The APIs specifically for image generation, “generate” and “edits”, can be thought of more like an “application” when they are using the new model series “gpt-image-1.x”, which is based on multimodal gpt-4o which can natively output images. The technique and tuning is not described, but you can imagine the actual input is along the lines of:

“You have a single exclusive job: generate an image with no further discussion. This “prompt” was sent by a user, which should be additional guidance of what kind of image that you must produce {text}”.

Other “application” endpoints such as “transcriptions” (that now use “gpt-4o-transcribe” instead of Whisper) also would have such fine-tuning and prompting, containing the sent text, so that they perform a singular task and don’t follow instructions to do anything otherwise.

You might “code up” a transcription AI using the Chat Completions API and an "audio" model that can perform similarly, following your instructions of how to act on a contained message (instead of chatting with a user), but there is no native “chat” model that can make images in such a manner.

1 Like

Your actual link is to the API reference - it gives you an idea what’s happening with “instructions”:

instructions - string: A system (or developer) message inserted into the model’s context.

  • If you use “instructions” with gpt-4.1 or gpt-4o (non-reasoning), you get a “system” message.
  • If you use “instructions” with gpt-5 or o4-mini (reasoning), you get a “developer” message.

So wherever you sourced that quote is somewhat correct, because the same happens to roles passed as “input” or “message” as happens to the text of “instructions”: any of “system” or “developer” become the supported “super-user” message on the specific model; there is no combining those two so they’d act differently, as they are the same per-model destination.

Early reasoning models would error if you sent “system”, just like gpt-4o would error on a “developer” role unknown to that model. The API behavior has been changed for silent reclassification, on both Chat Completions and Responses.

Hope that helps, and helps the OP with: “send system or developer: you get the correct one the model supports” (program your API application to not rely on this rewriting, though).

1 Like

Thanks for all the messages.
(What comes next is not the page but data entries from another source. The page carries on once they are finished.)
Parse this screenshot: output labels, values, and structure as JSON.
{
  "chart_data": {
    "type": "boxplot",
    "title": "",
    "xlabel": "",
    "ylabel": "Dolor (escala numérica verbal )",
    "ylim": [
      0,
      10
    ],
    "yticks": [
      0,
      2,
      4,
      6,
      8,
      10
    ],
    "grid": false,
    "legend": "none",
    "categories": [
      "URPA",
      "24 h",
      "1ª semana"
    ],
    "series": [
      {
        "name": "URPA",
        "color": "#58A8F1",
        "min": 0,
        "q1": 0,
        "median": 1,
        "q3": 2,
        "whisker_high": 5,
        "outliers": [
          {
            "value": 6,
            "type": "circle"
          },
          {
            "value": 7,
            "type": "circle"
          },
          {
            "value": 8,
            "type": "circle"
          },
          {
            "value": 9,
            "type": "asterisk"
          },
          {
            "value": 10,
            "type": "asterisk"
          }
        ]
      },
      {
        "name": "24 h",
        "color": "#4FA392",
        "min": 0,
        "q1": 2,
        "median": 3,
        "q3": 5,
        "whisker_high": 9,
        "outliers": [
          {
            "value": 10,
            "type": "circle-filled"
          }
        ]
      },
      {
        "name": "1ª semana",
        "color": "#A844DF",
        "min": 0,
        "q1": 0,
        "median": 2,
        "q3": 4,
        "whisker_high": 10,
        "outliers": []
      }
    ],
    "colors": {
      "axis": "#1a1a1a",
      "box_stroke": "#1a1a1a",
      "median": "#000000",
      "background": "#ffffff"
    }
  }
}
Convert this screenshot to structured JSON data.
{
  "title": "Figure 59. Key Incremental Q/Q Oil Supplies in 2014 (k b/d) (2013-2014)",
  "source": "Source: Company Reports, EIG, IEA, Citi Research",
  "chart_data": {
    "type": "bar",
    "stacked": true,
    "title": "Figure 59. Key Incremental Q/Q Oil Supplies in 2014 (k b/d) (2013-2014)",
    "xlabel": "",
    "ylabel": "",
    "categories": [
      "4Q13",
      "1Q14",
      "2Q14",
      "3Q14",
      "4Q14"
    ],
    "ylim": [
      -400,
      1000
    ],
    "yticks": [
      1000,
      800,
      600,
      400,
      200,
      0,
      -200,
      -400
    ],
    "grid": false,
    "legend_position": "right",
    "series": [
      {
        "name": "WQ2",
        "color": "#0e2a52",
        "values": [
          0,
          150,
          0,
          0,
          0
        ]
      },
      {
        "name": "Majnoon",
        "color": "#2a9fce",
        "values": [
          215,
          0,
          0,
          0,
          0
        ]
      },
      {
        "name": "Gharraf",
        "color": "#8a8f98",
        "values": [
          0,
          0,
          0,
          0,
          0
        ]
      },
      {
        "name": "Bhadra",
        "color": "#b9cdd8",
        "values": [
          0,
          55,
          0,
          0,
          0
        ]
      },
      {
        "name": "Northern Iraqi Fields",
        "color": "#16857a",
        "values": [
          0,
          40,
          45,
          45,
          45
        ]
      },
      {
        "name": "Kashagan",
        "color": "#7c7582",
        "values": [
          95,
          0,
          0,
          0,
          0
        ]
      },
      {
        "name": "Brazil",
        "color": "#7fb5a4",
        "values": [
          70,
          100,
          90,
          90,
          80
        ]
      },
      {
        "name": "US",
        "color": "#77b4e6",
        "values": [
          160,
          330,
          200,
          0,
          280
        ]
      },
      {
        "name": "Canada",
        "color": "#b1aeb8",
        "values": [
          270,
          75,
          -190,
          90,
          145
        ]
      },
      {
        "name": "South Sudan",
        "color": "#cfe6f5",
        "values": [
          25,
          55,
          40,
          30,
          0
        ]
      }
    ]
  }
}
Could you confirm whether I understood GPT-5.2 usage correctly?

  1. Avoid using the system role, and use the developer role instead.
  2. If you send a list of messages and also include instructions in response.create, those instructions are inserted at the beginning as a developer message (or they replace the first developer message, if the message list already contains one).
  3. You can include multiple developer messages. The model treats them as a combined set of instructions, but it prioritizes the most recent one.

If (3) is correct, can you use an additional developer message later as a reminder if the model starts drifting as context gets longer? And can you use it to trigger behavior without adding a user message, for example: “Review the full thread and summarize”?

  1. GPT-5.2 uses a “developer” message. Sending “system” and having it work as “developer” is simply a current convenience.
  2. Instructions are a message that is inserted first, before any “input” or any conversation history state. They do not “replace”, but instead must be present in every API call if you use that facility (changing “instructions” can be dynamic based on new information, but would break any cache discount when they are altered).
  3. “developer” can be positioned anywhere in a list of “input” messages. If you use a “chat history” server-side feature, (either “conversations” API or previous_response_id as part of Responses), do note that the “developer” messages become a semi-permanent part of the conversation where used. The “semi” is that if the input or chat history has messages larger than the input context window of the AI model and if you have enabled “truncation”:“auto”, the earliest messages are dropped regardless of role.

You can add more developer messages, either positionally when you take complete control of the “input”, or by periodic addition to a chat history. OpenAI even said “occasionally remind GPT-5 to use markdown” - because they are putting in their own “system” message not to use markdown on that specific model and don’t tell you!